O halde kavram bu hale nasıl geldi?
Kriminalize etmenin bir ‘egemen’ klasiği olduğunu biliyoruz. Eğer kontrol altına alınamıyorsa, suçlu ilan eder, yasalar çıkarıp sizi yasadışı duruma sokar. Keyfi vergiler ve şartlar koyup yapılamaz hale getirir. Bir yandan da toplumdaki negatif algı için manipülasyon yapar. Hacker’lardan söz edilen her haberde, kar maskesiyle veya siyah bir keple bilgisayar kullanan birini tarifleyen karikatürler kullanılması gibi. Topluma verilen mesaj açıktır: “Hacker’lar hem korkulan, hem de yeteneklerini kötüye kullanan suçlulardır, uzak durulmalıdır”. Hackerlar, yıllarca bu kodlarla insanların, toplumların belleklerine işlenmiştir. Maalesef TDK örneğindeki gibi resmi ağızlarla da bu tavır tescillenmiş olup, egemen aklın tutumunu sergilemektedir.
Haktivizm
Red Hack, anonymous, siber saldırı gibi kelimeleri sosyal medyada ve haberlerde daha sık duyarken, acaba hacktivizm’in varlığından ne kadar haberdarız?

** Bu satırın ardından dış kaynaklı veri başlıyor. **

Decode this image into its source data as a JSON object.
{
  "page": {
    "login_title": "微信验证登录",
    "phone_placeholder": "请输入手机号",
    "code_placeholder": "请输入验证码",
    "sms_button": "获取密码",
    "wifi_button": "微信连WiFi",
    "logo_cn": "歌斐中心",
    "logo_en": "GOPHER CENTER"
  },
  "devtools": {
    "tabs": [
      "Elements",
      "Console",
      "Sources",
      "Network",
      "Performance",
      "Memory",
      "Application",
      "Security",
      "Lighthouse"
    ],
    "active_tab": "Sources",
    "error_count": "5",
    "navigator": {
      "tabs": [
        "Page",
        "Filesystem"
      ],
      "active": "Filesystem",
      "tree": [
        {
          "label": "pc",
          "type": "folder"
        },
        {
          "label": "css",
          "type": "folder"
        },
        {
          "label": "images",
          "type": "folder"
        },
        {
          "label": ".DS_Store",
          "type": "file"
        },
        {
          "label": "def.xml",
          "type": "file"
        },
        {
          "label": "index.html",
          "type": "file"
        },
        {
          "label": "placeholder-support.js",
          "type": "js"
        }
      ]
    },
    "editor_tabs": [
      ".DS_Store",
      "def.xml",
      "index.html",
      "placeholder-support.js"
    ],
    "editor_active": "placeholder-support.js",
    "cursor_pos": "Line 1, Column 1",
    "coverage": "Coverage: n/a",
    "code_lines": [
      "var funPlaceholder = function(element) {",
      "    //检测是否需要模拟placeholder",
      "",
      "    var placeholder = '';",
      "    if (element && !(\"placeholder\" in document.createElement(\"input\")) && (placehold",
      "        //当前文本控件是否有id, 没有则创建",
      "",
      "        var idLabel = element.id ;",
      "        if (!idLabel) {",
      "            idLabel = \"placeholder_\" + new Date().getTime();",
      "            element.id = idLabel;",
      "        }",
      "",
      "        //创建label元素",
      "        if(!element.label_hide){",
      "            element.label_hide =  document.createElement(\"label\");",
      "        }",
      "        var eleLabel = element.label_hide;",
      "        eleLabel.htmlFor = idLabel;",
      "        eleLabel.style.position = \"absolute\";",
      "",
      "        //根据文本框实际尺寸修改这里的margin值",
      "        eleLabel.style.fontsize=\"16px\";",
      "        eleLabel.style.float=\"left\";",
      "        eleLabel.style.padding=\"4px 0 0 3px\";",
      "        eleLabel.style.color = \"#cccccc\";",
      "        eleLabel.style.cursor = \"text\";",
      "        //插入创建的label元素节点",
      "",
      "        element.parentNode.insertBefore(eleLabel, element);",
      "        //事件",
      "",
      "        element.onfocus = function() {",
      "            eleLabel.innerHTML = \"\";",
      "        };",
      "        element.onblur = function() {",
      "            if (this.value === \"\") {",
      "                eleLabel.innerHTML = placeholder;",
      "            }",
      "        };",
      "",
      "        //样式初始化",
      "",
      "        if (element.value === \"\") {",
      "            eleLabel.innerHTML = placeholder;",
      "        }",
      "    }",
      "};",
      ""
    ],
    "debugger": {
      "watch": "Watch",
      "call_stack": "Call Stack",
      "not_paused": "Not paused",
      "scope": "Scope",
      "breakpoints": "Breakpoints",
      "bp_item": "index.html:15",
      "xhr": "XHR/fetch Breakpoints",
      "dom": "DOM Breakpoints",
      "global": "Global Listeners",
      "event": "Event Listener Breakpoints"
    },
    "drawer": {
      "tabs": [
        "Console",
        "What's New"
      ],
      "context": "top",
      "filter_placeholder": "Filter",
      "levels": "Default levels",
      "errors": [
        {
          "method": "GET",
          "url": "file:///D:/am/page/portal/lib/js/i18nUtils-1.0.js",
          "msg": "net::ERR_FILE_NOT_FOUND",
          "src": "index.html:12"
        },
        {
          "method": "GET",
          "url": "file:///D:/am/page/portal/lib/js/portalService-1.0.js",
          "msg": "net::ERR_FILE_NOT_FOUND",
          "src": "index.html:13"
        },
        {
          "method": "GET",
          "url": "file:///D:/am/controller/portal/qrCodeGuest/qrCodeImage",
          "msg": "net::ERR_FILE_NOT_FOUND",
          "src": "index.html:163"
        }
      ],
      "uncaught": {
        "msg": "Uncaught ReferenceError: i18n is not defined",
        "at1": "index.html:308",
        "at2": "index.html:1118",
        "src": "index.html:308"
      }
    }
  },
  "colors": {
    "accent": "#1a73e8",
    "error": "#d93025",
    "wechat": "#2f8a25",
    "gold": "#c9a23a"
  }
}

Hacktivizm son zamanlarda daha popüler olmaya, adını daha sık duyurmaya baslamış olsa da yeni bir oluşum değil ve daha köklü bir geçmişe sahip. 1980’lerin sonlarında başlayan hacktivizm’in yolculuğu teknolojinin gelişmesiyle olgunlaşmış, adını daha fazla duyurmuş ve her geçen gün kendisine daha fazla destekçi bulmuştur.

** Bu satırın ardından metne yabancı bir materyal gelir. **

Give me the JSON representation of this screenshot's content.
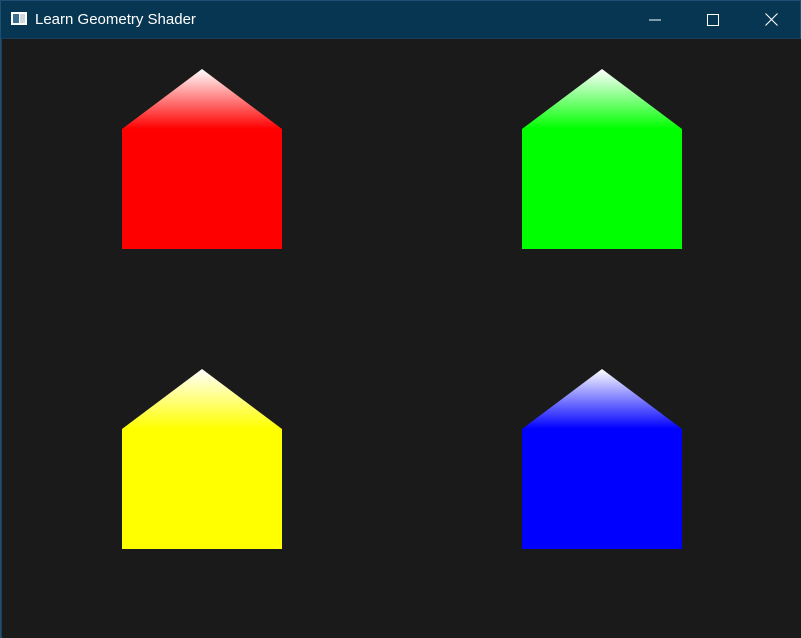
{
  "window": {
    "title": "Learn Geometry Shader",
    "controls": {
      "minimize_icon": "minimize-icon",
      "maximize_icon": "maximize-icon",
      "close_icon": "close-icon"
    }
  },
  "scene": {
    "background": "#1a1a1a",
    "houses": [
      {
        "name": "red-house",
        "color": "#ff0000"
      },
      {
        "name": "green-house",
        "color": "#00ff00"
      },
      {
        "name": "yellow-house",
        "color": "#ffff00"
      },
      {
        "name": "blue-house",
        "color": "#0000ff"
      }
    ],
    "roof_tip_color": "#ffffff"
  }
}
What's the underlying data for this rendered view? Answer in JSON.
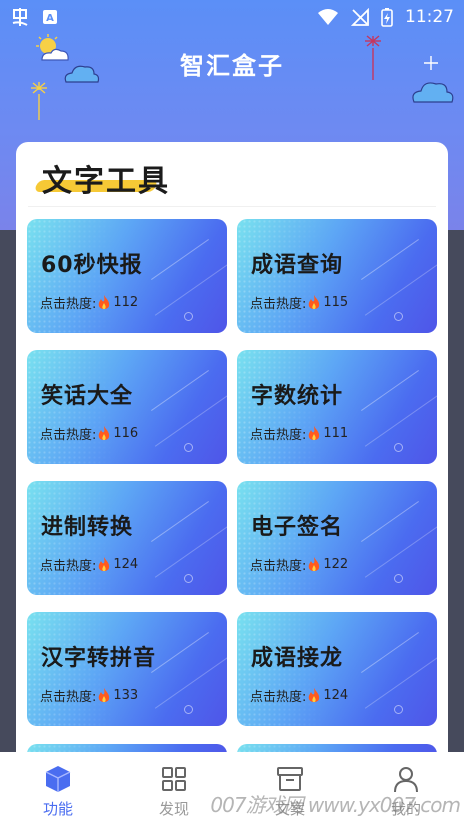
{
  "status_bar": {
    "time": "11:27",
    "left_icons": [
      "app-logo-icon",
      "a-badge-icon"
    ],
    "right_icons": [
      "wifi-icon",
      "signal-off-icon",
      "battery-charging-icon"
    ]
  },
  "header": {
    "title": "智汇盒子"
  },
  "section": {
    "title": "文字工具"
  },
  "heat_label": "点击热度:",
  "tools": [
    {
      "name": "60秒快报",
      "heat": "112"
    },
    {
      "name": "成语查询",
      "heat": "115"
    },
    {
      "name": "笑话大全",
      "heat": "116"
    },
    {
      "name": "字数统计",
      "heat": "111"
    },
    {
      "name": "进制转换",
      "heat": "124"
    },
    {
      "name": "电子签名",
      "heat": "122"
    },
    {
      "name": "汉字转拼音",
      "heat": "133"
    },
    {
      "name": "成语接龙",
      "heat": "124"
    }
  ],
  "bottom_nav": [
    {
      "label": "功能",
      "icon": "cube-icon",
      "active": true
    },
    {
      "label": "发现",
      "icon": "grid-icon",
      "active": false
    },
    {
      "label": "文案",
      "icon": "archive-icon",
      "active": false
    },
    {
      "label": "我的",
      "icon": "user-icon",
      "active": false
    }
  ],
  "watermark": "007游戏网 www.yx007.com",
  "colors": {
    "accent": "#4a6df0",
    "header_top": "#5b8ff7",
    "underline": "#f6c936",
    "flame": "#ff5a1f"
  }
}
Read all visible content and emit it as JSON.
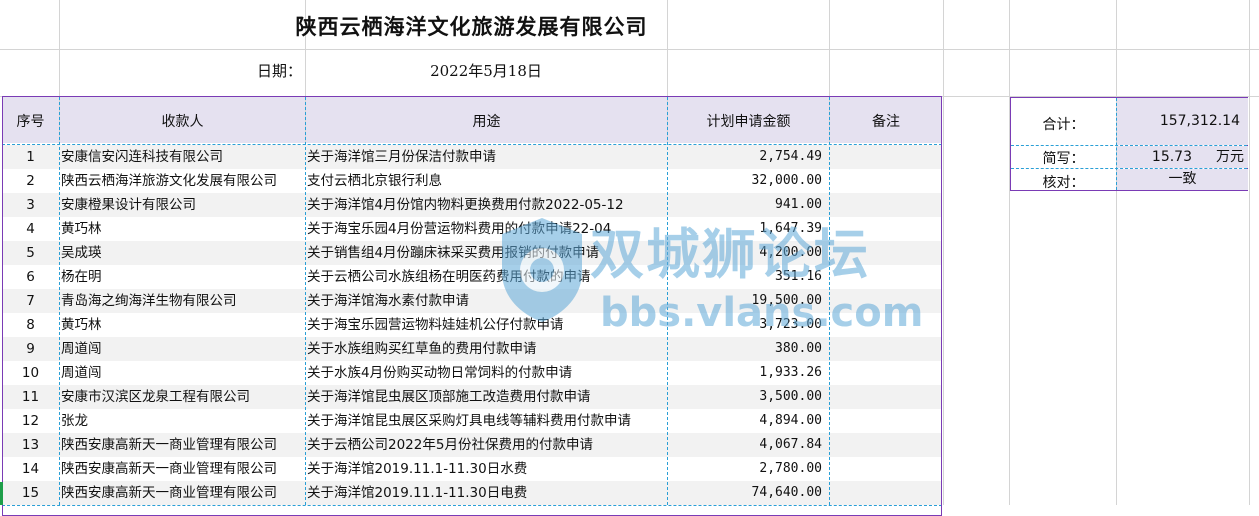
{
  "title": "陕西云栖海洋文化旅游发展有限公司",
  "date": {
    "label": "日期：",
    "value": "2022年5月18日"
  },
  "headers": {
    "seq": "序号",
    "payee": "收款人",
    "purpose": "用途",
    "amount": "计划申请金额",
    "note": "备注"
  },
  "rows": [
    {
      "seq": "1",
      "payee": "安康信安闪连科技有限公司",
      "purpose": "关于海洋馆三月份保洁付款申请",
      "amount": "2,754.49"
    },
    {
      "seq": "2",
      "payee": "陕西云栖海洋旅游文化发展有限公司",
      "purpose": "支付云栖北京银行利息",
      "amount": "32,000.00"
    },
    {
      "seq": "3",
      "payee": "安康橙果设计有限公司",
      "purpose": "关于海洋馆4月份馆内物料更换费用付款2022-05-12",
      "amount": "941.00"
    },
    {
      "seq": "4",
      "payee": "黄巧林",
      "purpose": "关于海宝乐园4月份营运物料费用的付款申请22-04",
      "amount": "1,647.39"
    },
    {
      "seq": "5",
      "payee": "吴成瑛",
      "purpose": "关于销售组4月份蹦床袜采买费用报销的付款申请",
      "amount": "4,200.00"
    },
    {
      "seq": "6",
      "payee": "杨在明",
      "purpose": "关于云栖公司水族组杨在明医药费用付款的申请",
      "amount": "351.16"
    },
    {
      "seq": "7",
      "payee": "青岛海之绚海洋生物有限公司",
      "purpose": "关于海洋馆海水素付款申请",
      "amount": "19,500.00"
    },
    {
      "seq": "8",
      "payee": "黄巧林",
      "purpose": "关于海宝乐园营运物料娃娃机公仔付款申请",
      "amount": "3,723.00"
    },
    {
      "seq": "9",
      "payee": "周道闯",
      "purpose": "关于水族组购买红草鱼的费用付款申请",
      "amount": "380.00"
    },
    {
      "seq": "10",
      "payee": "周道闯",
      "purpose": "关于水族4月份购买动物日常饲料的付款申请",
      "amount": "1,933.26"
    },
    {
      "seq": "11",
      "payee": "安康市汉滨区龙泉工程有限公司",
      "purpose": "关于海洋馆昆虫展区顶部施工改造费用付款申请",
      "amount": "3,500.00"
    },
    {
      "seq": "12",
      "payee": "张龙",
      "purpose": "关于海洋馆昆虫展区采购灯具电线等辅料费用付款申请",
      "amount": "4,894.00"
    },
    {
      "seq": "13",
      "payee": "陕西安康高新天一商业管理有限公司",
      "purpose": "关于云栖公司2022年5月份社保费用的付款申请",
      "amount": "4,067.84"
    },
    {
      "seq": "14",
      "payee": "陕西安康高新天一商业管理有限公司",
      "purpose": "关于海洋馆2019.11.1-11.30日水费",
      "amount": "2,780.00"
    },
    {
      "seq": "15",
      "payee": "陕西安康高新天一商业管理有限公司",
      "purpose": "关于海洋馆2019.11.1-11.30日电费",
      "amount": "74,640.00"
    }
  ],
  "summary": {
    "total_label": "合计：",
    "total_value": "157,312.14",
    "short_label": "简写：",
    "short_value": "15.73",
    "short_unit": "万元",
    "check_label": "核对：",
    "check_value": "一致"
  },
  "watermark": {
    "cn": "双城狮论坛",
    "url": "bbs.vlans.com"
  }
}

Hacktivizm’in biraz daha gerisine gidip, bilgisayarlı aktivizmin ilk zamanlarına baktığınızda 1980’lerde kurulan PeaceNet adında bir haber grubu ile karsılaşırsınız. Bu dönemlerin teknolojisinin yettiği kadarıyla, bilgisayar teknolojisinin aktivizm ile bağlantısına pek de hacktivizm denilemezdi. Bu dönemlerde bilgisayar teknolojisi aktivizme dijital bir destek vermek amaçlı ve iletisim amaçlı kullanılıyordu; bilgi vermek veya iletişim amaçlı haber grupları bunlara birer örnekti.
Hacktivizm kısaca; bilgisayar teknolojisinin veya programlama sistemlerinin toplumsal bir soruna yönelik tepki gösterme amaçlı kullanılmasıdır.
Nereden nereye?
Türk medyasının sadece çok azında yer alan ‘Beyaz Şapkalı Hacker’ konusu; Bilim, Sanayi ve Teknoloji Bakanı Fikri Işık’ın, Türk Standardları Enstitüsü'nün (TSE) yetiştireceği ve devletin siber güvenliği için çalışma yapacak beyaz hacker eğitiminde ilk mezunların sertifika alması ve bu hacker’ların en kısa sürede hizmete başlayacağını açıklamasıyla gündeme düştü. 2015-2016 arasında TSE bünyesinde Bilgi Teknolojileri Ürün Güvenliği Ortak Kriterler standardı (ISO/IEC 15408) kapsamında “Ortak Kriterler Test Laboratuvarı” kurulmasının planlandığı, bunların milli bilgi güvenliğine ve ekonomiye büyük katkı sağlayacağı ifade edildi. Ve ardından bir haber kanalında TSE-Yazılım Test ve Belgelendirme Daire Başkanı sayın M.Umay AKKAYA’nın “Beyaz hacker’ların ne yapacağı?” açıklamalarıyla devam etti.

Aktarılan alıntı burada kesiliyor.